La recensione, in questo caso, non è stata scritta da oscuri/e giovanotti/e, non è stata agiografica o molto genericamente e vagamente critica. Sono scesi in campo due fra i massimi guru dell’intelligentsia valutativa americana per dire, in maniera chiara e circostanziata, che il lavoro di un terzo guru era una porcheria; l’hanno argomentato, si sono assunti la responsabilità personale della loro opinione, e l’interessato ha potuto replicare. I lettori, poi, decideranno come pare a loro.
Questo è fare recensioni critiche e feroci e, per carità, non è necessario demolire le opere altrui per fare buone recensioni ma, certamente, approfondire, argomentare, dare giudizi di merito assumendosene le responsabilità, questo sì; ma in Italia non usa. Non si è mai usato se ben oltre due secoli fa, lo splendido Voltaire ebbe a scrivere, nel suo Candido:
“Sì, scrivere come si pensa è una bella cosa,” rispose Pococurante; “è il privilegio dell’uomo.
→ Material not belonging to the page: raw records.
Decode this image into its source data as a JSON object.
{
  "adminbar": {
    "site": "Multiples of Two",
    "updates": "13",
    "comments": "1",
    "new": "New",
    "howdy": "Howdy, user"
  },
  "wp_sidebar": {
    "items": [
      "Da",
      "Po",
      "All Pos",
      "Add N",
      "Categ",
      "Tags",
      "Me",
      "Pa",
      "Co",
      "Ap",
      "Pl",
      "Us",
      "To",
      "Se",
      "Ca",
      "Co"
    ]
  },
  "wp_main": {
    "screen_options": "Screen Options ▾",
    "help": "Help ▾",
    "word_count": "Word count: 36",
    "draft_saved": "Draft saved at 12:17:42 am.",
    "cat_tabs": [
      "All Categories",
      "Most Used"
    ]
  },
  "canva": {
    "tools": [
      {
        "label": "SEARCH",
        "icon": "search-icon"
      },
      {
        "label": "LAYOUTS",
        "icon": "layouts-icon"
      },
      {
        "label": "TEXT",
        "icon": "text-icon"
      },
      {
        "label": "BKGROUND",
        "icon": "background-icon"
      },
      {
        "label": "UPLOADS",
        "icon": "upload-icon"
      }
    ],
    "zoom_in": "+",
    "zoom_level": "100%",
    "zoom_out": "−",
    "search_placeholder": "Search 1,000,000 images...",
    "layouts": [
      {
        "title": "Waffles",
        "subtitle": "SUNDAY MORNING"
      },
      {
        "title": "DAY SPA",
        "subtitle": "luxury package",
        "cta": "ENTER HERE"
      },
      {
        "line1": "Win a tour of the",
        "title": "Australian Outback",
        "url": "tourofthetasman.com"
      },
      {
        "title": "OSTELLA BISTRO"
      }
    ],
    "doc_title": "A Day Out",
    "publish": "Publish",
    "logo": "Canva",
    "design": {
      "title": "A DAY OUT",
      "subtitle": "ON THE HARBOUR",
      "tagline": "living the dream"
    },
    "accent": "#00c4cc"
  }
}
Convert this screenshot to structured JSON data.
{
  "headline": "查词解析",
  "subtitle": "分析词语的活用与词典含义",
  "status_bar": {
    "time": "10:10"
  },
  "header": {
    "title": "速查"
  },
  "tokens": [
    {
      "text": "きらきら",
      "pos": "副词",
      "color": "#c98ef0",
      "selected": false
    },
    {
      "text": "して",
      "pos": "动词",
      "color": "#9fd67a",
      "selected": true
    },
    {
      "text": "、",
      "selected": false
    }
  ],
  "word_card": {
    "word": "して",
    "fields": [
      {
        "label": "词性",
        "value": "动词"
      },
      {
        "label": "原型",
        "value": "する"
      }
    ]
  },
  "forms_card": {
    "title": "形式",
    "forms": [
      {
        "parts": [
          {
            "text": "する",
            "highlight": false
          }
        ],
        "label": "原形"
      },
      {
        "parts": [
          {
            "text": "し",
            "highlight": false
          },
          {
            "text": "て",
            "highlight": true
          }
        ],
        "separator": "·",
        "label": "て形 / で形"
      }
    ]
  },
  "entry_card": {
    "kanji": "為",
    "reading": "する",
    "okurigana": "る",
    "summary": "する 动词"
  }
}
In tutta la nostra Italia si scrive unicamente quel che non si pensa; gli abitanti della patria dei Cesari e degli Antonini non ardiscono avere un’idea se prima non gliene dà licenza un domenicano.
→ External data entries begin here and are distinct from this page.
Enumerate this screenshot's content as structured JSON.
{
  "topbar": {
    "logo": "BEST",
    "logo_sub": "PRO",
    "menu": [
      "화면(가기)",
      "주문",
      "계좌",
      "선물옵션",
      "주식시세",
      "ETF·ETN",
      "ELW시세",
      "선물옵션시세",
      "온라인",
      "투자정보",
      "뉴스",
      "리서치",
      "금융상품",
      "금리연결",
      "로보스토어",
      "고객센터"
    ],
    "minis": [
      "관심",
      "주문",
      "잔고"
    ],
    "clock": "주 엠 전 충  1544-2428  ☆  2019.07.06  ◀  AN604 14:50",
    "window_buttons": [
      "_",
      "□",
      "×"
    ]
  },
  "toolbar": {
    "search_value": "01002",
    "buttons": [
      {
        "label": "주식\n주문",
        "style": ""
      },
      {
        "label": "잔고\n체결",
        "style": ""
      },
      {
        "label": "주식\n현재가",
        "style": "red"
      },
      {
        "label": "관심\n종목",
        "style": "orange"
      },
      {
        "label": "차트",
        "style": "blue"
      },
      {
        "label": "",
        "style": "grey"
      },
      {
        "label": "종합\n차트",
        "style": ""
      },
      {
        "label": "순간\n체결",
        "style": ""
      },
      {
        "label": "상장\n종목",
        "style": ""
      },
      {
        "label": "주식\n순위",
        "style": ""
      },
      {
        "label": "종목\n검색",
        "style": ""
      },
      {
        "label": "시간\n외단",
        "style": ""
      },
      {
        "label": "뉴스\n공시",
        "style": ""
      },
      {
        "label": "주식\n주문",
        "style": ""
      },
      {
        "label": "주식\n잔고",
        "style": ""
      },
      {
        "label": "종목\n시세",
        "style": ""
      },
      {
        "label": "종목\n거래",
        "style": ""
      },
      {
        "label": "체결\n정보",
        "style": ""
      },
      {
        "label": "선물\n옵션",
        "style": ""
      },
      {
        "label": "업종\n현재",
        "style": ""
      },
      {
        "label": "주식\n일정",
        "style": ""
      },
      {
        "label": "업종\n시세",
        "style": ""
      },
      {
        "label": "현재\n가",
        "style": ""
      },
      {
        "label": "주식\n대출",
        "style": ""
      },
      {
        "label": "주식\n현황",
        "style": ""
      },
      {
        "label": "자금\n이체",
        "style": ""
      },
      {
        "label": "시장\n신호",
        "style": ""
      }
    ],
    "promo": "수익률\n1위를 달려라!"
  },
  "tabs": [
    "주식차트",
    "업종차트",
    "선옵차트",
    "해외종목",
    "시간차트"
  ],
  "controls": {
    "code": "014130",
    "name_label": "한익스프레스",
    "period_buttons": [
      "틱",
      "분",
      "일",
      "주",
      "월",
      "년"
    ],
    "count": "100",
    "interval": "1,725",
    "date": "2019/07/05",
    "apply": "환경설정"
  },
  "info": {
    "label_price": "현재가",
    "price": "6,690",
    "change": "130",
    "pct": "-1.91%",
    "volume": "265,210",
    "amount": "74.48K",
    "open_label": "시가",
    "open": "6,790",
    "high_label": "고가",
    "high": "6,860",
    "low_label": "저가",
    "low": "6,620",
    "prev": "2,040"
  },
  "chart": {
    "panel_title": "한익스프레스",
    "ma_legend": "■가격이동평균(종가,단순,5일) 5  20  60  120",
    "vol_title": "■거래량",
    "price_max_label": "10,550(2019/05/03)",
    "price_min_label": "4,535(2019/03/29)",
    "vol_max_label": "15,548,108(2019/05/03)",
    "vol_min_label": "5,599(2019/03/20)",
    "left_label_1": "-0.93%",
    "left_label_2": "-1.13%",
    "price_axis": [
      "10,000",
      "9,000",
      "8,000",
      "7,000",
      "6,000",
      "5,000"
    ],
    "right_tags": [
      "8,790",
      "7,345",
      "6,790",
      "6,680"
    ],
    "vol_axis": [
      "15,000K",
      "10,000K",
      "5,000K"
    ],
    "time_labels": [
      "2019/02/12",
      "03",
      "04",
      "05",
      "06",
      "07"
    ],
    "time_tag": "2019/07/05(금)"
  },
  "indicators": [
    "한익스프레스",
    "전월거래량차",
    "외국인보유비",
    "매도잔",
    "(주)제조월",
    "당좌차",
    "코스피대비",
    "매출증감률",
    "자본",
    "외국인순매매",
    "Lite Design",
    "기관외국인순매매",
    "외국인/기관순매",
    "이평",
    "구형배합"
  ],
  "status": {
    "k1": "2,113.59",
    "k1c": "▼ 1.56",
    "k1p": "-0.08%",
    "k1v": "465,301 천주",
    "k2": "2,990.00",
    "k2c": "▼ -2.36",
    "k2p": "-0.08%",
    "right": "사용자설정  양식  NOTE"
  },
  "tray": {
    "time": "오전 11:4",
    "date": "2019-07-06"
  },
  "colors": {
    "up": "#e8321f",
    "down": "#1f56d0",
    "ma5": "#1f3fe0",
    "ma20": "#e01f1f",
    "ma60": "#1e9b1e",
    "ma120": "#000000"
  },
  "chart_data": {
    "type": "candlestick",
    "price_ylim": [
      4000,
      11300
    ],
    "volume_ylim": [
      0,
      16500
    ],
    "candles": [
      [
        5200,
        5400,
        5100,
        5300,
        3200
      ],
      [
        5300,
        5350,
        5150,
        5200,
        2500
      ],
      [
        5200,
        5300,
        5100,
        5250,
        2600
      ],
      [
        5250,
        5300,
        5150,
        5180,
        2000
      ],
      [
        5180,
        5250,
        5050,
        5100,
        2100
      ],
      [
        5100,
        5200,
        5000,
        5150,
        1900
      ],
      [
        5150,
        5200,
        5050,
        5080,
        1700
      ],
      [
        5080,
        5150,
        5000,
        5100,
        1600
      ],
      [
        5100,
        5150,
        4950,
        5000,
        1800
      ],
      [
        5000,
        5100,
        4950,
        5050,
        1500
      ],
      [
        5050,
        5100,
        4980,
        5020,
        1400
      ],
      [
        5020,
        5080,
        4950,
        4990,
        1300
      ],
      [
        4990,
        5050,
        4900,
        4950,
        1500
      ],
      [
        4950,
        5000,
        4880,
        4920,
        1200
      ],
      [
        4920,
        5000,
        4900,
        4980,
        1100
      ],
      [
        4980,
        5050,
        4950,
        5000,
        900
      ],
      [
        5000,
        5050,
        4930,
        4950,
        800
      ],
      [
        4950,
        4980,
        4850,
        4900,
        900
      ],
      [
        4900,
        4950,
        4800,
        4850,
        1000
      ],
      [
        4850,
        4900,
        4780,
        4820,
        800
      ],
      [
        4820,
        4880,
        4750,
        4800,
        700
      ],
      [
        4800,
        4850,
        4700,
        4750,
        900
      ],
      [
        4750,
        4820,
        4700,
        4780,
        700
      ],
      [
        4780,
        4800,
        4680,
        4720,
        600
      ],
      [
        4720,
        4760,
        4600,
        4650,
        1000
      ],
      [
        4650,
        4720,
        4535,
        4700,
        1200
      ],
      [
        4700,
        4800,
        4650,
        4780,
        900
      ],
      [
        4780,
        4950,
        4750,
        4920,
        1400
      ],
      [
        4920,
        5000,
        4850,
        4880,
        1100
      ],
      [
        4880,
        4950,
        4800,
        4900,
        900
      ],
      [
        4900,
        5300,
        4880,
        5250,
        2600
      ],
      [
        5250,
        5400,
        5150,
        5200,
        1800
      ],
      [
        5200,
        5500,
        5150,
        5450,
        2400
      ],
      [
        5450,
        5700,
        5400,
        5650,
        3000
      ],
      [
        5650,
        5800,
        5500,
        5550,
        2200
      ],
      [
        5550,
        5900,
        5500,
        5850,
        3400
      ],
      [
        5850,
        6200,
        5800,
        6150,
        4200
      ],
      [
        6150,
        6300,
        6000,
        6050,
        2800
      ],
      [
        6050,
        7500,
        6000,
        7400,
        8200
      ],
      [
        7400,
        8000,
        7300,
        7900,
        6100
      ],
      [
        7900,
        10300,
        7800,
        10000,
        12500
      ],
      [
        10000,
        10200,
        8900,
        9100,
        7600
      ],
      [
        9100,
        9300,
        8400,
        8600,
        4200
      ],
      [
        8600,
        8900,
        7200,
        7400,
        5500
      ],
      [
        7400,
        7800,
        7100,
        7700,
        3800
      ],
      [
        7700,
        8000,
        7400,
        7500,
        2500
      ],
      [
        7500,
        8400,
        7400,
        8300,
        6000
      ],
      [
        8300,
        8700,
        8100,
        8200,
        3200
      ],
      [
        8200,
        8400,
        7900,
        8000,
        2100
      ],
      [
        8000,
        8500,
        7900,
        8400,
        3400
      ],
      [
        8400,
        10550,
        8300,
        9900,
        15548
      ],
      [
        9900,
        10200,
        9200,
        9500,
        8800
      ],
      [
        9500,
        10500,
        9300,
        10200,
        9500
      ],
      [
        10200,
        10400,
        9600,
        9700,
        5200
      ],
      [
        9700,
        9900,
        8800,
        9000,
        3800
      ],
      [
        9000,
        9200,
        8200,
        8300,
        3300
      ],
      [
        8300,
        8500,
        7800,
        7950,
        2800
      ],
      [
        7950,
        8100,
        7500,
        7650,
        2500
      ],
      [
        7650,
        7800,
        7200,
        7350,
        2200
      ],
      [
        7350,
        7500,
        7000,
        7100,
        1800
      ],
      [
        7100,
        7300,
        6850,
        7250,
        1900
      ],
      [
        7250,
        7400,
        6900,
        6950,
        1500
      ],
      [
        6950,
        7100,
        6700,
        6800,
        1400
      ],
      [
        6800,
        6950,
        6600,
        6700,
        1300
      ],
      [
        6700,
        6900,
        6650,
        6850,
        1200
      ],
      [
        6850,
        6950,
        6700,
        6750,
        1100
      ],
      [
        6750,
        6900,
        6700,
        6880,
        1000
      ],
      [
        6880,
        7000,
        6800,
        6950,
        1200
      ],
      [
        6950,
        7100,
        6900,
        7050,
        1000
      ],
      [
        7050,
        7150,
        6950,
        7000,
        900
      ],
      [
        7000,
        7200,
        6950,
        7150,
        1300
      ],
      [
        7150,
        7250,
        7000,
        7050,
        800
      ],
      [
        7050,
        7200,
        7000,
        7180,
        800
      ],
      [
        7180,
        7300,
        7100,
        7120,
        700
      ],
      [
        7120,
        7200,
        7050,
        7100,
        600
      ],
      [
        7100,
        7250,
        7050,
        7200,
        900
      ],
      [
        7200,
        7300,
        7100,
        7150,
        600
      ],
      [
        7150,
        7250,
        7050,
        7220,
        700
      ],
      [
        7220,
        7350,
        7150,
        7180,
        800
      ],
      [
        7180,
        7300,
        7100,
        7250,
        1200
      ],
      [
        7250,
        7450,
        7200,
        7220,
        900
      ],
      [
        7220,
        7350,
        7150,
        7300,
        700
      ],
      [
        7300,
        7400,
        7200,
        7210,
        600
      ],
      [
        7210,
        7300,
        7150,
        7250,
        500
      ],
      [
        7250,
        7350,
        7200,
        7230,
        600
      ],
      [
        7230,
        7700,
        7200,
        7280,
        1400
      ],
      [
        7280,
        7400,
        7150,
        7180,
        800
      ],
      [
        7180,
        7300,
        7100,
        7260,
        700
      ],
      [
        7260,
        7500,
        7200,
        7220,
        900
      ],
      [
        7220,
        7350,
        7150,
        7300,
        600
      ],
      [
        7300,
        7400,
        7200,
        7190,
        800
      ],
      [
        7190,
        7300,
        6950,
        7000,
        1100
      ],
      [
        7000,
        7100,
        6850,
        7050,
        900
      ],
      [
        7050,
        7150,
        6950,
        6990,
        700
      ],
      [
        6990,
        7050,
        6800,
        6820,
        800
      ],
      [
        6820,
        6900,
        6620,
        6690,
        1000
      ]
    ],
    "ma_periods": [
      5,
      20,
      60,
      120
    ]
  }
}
Già famosi per la nostra pavidità intellettuale!
Concludendo, io credo convintamente che:
- le recensioni (quelle vere e approfondite, come spiegato sopra) sono straordinariamente importanti, utili al lettore quanto stimolo per l’Autore del testo recensito a meglio fare (qui dovrei aprire una parentesi su quel tipo particolare di recensione pre-pubblicazione chiamata ‘riferimento’ – traduco così il lavoro dei referee, rifiutandomi di italianizzare in ‘referaggio’. Ebbene, l’abitudine a leggere superficialmente tanto non si deve mai criticare a fondo porta a pubblicare mondezza, opere immature e a volte autentici plagi, tanto nessuno dice nulla a nessuno!);
- le recensioni sono un’attività di alta letteratura scientifica, perché obbligano il recensore a connettere il testo recensito (che deve essere oggetto di accurata lettura) ad altri testi, ad altri autori, e così via, sia per sottolinearne i meriti che gli eventuali limiti; si tratta perciò di un’attività scientifica che dovrebbe essere destinata ai più maturi ed autorevoli fra i cultori di ciascuna materia, in primis i professori accademici titolati;
- solo in questo modo animiamo il dibattito; impariamo il dialogo e il pluralismo; evitiamo di pubblicare una boiata in fretta e furia perché c’è il concorso a cattedra che aspetta; rendiamo un autentico servizio alla nostra comunità di pratiche, o scientifica.